Il Belgio ha annunciato a gennaio 2018 che sospendeva ogni sostegno bilaterale diretto al governo congolese e riorientava i suoi aiuti alle organizzazioni umanitarie e della società civile.
Il ministro degli Esteri angolano Manuel Domingos Augusto ha detto ad agosto che la decisione di Kabila di non fare una candidatura incostituzionale per un terzo mandato era “un grande passo”, ma che doveva succedere di più “perché il processo elettorale abbia successo e raggiunga gli obiettivi che sono stati fissati dai congolesi.” In un summit della SADC in Namibia ad agosto, il presidente namibiano e nuovo presidente della SADC, Hage Geingob, ha detto che la crisi in Congo potrebbe portare a più rifugiati che fuggono nei paesi vicini se non viene risolta.

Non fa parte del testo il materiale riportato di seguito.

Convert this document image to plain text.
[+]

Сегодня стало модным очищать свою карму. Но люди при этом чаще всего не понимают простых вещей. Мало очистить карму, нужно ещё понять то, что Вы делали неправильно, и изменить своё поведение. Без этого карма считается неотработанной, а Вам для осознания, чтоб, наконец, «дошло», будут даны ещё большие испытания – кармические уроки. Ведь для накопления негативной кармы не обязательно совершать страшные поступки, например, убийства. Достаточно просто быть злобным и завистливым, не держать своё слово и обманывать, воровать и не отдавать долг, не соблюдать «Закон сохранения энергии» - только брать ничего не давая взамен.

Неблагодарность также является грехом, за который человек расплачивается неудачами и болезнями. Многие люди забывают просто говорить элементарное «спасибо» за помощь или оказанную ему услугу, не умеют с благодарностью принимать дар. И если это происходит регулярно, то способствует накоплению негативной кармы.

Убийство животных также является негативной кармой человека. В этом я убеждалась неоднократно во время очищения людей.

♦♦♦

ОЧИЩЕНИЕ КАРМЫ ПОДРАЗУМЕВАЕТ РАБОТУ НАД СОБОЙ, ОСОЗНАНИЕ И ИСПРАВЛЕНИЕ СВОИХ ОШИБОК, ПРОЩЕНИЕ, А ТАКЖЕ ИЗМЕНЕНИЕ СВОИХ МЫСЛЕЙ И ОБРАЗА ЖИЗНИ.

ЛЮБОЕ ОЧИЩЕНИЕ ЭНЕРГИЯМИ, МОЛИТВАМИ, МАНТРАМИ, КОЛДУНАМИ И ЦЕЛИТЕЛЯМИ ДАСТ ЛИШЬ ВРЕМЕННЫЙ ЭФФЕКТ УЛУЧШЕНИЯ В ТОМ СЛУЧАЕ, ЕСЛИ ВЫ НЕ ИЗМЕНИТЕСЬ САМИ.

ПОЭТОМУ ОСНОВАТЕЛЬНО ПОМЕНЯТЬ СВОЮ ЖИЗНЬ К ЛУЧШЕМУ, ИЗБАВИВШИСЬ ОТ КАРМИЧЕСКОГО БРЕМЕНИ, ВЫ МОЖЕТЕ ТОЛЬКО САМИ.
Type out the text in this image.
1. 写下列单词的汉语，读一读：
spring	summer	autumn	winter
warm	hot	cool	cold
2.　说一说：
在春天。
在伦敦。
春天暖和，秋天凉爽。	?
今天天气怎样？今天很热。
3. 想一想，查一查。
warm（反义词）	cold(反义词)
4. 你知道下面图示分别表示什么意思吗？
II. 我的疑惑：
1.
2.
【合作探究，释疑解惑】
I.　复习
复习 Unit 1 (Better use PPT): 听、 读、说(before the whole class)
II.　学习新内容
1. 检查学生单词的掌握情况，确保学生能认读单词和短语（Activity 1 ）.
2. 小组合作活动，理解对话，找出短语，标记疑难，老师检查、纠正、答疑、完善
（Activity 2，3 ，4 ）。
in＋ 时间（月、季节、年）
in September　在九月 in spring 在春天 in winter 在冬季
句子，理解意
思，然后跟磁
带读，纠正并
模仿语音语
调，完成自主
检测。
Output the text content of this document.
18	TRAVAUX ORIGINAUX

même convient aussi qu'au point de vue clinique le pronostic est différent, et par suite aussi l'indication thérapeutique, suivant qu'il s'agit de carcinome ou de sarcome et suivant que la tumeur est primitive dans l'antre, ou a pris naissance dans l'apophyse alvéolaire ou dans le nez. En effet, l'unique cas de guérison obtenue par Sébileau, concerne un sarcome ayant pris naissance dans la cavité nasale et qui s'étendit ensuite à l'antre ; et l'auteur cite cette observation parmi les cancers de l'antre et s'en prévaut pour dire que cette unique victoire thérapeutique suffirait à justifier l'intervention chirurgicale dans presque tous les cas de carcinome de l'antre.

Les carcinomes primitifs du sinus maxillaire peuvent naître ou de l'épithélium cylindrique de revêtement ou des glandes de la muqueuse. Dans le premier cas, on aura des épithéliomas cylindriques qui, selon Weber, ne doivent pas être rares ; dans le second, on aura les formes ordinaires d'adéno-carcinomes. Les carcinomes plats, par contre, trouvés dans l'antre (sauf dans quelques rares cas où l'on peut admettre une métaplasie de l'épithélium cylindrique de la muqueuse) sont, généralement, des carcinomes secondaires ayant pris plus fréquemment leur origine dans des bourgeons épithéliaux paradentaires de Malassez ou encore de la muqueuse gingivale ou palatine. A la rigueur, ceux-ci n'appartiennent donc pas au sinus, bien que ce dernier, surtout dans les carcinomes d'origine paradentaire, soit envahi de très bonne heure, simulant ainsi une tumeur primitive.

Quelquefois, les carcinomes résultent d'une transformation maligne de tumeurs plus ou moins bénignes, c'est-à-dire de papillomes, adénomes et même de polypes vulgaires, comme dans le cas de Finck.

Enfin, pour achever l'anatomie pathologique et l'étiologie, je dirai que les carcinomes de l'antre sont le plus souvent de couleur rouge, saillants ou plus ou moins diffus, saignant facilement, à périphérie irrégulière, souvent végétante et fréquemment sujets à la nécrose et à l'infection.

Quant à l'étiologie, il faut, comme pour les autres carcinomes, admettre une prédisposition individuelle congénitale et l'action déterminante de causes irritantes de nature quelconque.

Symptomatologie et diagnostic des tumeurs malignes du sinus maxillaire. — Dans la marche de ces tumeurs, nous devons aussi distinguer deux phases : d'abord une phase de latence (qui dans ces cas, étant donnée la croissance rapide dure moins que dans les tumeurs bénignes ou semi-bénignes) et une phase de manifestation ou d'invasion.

Nel dicembre 2017, gli Stati Uniti hanno sanzionato il miliardario israeliano Dan Gertler, uno degli amici intimi e soci finanziari di Kabila che “ha accumulato la sua fortuna attraverso centinaia di milioni di dollari di accordi minerari e petroliferi opachi e corrotti” in Congo, così come diversi individui e società associati a Gertler. Nel giugno 2018, gli Stati Uniti hanno annunciato la cancellazione, o la negazione, dei visti di diversi funzionari congolesi, a causa del loro coinvolgimento nelle violazioni dei diritti umani e nella corruzione significativa legata al processo elettorale del paese.
Il 28 dicembre, il governo ha espulso l’ambasciatore dell’UE, Bart Ouvry, con un preavviso di 48 ore. Questo ha seguito la decisione dell’UE il 10 dicembre di rinnovare le sanzioni contro 14 alti funzionari congolesi, tra cui il candidato presidenziale della coalizione di governo, Emmanuel Ramazani Shadary.